In taking the action needed to attain our reorganisation targets, we need to accommodate employees' need for security. In our view job security and income security are key factors in handling the reorganisation of the workforce ahead. Financial instruments must be applied to make room for flexible processes.

However, job security is not synonymous with "job content" security, i.e. being able to continue with the same work as previously. On the contrary. Many must expect changes, both as regards job content and work modes. Channelling resources from administration to service production will also entail challenges in terms of developing expertise in areas where we know a greater effort is needed to safeguard the welfare state. The government will facilitate the development of expertise and post-qualifying and further education as a key instrument to this end.
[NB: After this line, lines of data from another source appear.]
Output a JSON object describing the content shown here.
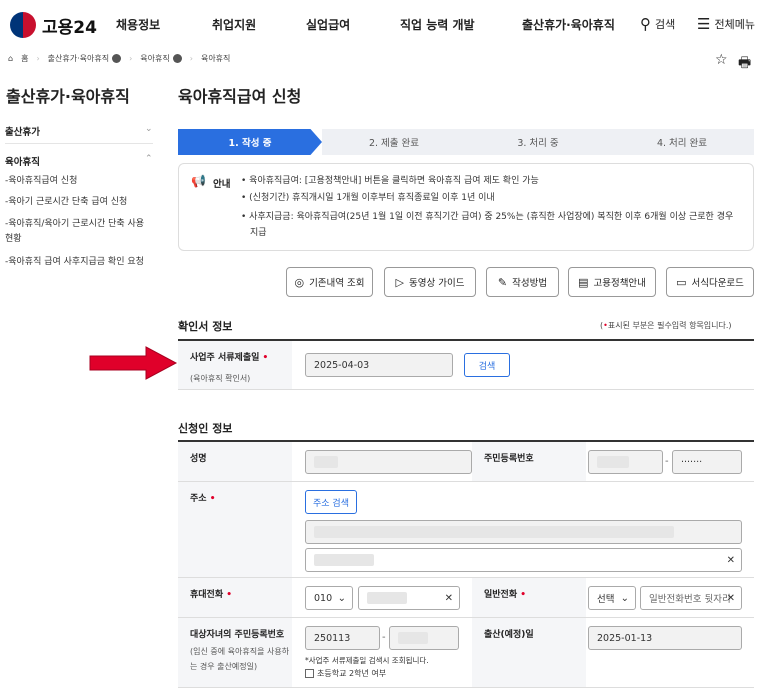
{
  "header": {
    "logo": "고용24",
    "nav": [
      "채용정보",
      "취업지원",
      "실업급여",
      "직업 능력 개발",
      "출산휴가·육아휴직"
    ],
    "search": "검색",
    "menu": "전체메뉴"
  },
  "breadcrumb": [
    "홈",
    "출산휴가·육아휴직",
    "육아휴직",
    "육아휴직"
  ],
  "sidebar": {
    "title": "출산휴가·육아휴직",
    "groups": [
      {
        "label": "출산휴가"
      },
      {
        "label": "육아휴직"
      }
    ],
    "items": [
      "-육아휴직급여 신청",
      "-육아기 근로시간 단축 급여 신청",
      "-육아휴직/육아기 근로시간 단축 사용 현황",
      "-육아휴직 급여 사후지급금 확인 요청"
    ]
  },
  "page": {
    "title": "육아휴직급여 신청"
  },
  "steps": [
    "1. 작성 중",
    "2. 제출 완료",
    "3. 처리 중",
    "4. 처리 완료"
  ],
  "notice": {
    "label": "안내",
    "lines": [
      "• 육아휴직급여: [고용정책안내] 버튼을 클릭하면 육아휴직 급여 제도 확인 가능",
      "• (신청기간) 휴직개시일 1개월 이후부터 휴직종료일 이후 1년 이내",
      "• 사후지급금: 육아휴직급여(25년 1월 1일 이전 휴직기간 급여) 중 25%는 (휴직한 사업장에) 복직한 이후 6개월 이상 근로한 경우",
      "지급"
    ]
  },
  "actions": [
    "기존내역 조회",
    "동영상 가이드",
    "작성방법",
    "고용정책안내",
    "서식다운로드"
  ],
  "confirm": {
    "title": "확인서 정보",
    "required_note": "표시된 부분은 필수입력 항목입니다.)",
    "required_open": "(",
    "label": "사업주 서류제출일",
    "sublabel": "(육아휴직 확인서)",
    "date": "2025-04-03",
    "search_btn": "검색"
  },
  "applicant": {
    "title": "신청인 정보",
    "name_label": "성명",
    "rrn_label": "주민등록번호",
    "rrn_masked": "·······",
    "address_label": "주소",
    "address_btn": "주소 검색",
    "mobile_label": "휴대전화",
    "mobile_prefix": "010",
    "phone_label": "일반전화",
    "phone_select": "선택",
    "phone_placeholder": "일반전화번호 뒷자리",
    "child_label": "대상자녀의 주민등록번호",
    "child_sub": "(임신 중에 육아휴직을 사용하는 경우 출산예정일)",
    "child_rrn": "250113",
    "child_note": "*사업주 서류제출일 검색시 조회됩니다.",
    "school_check": "초등학교 2학년 여부",
    "birth_label": "출산(예정)일",
    "birth_date": "2025-01-13"
  },
  "colors": {
    "accent": "#2a6fe0",
    "required": "#e0002a",
    "arrow": "#e0002a"
  }
}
The public administration is also a source of environmental problems and is an important contributor to achieving environmental goals. Integrating environmental considerations in the operation of public sector enterprises will in most cases mean reducing consumption of environmentally hazardous products, reducing energy consumption, increasing recycling and so forth. These are measures that contribute to more efficient and effective resource use and produce financial as well as environmental gains. Public sector enterprises have not been exposed to environment-related expectations on the same scale as private firms. Bringing environmental initiatives into the operation of state enterprises will help to raise confidence in the state in general, and to ensure a better match between what the state expects of others and how the state runs its own business. Achieving "greener" operation of state enterprises is an important part of the effort to renew and increase the efficiency of central government.

CONCLUSION

The government wishes through its renewal programme to develop, reorganise and increase the efficiency of the public administration in order to improve its responsiveness to citizens' needs and to take socio-economic considerations more into account. The public sector has to promote fundamental values such as political control, equality of treatment, transparency and participation and, not least, legal safeguards and personal data protection. We have added new values in our renewal effort:

  • Flexibility - because this is what the user expects.
  • Effectiveness - because this is what the population is entitled to.
  • Greater autonomy - because we believe in freedom and responsibility, and not in pedantic adherence to rules or detailed control.

In order to preserve confidence in and the legitimacy of public welfare provision, and an understanding on the part of the population and the business sector of the need to contribute to national solutions, the public sector needs to come across in all spheres as efficient and effective in the broadest sense. This is why we want to renew.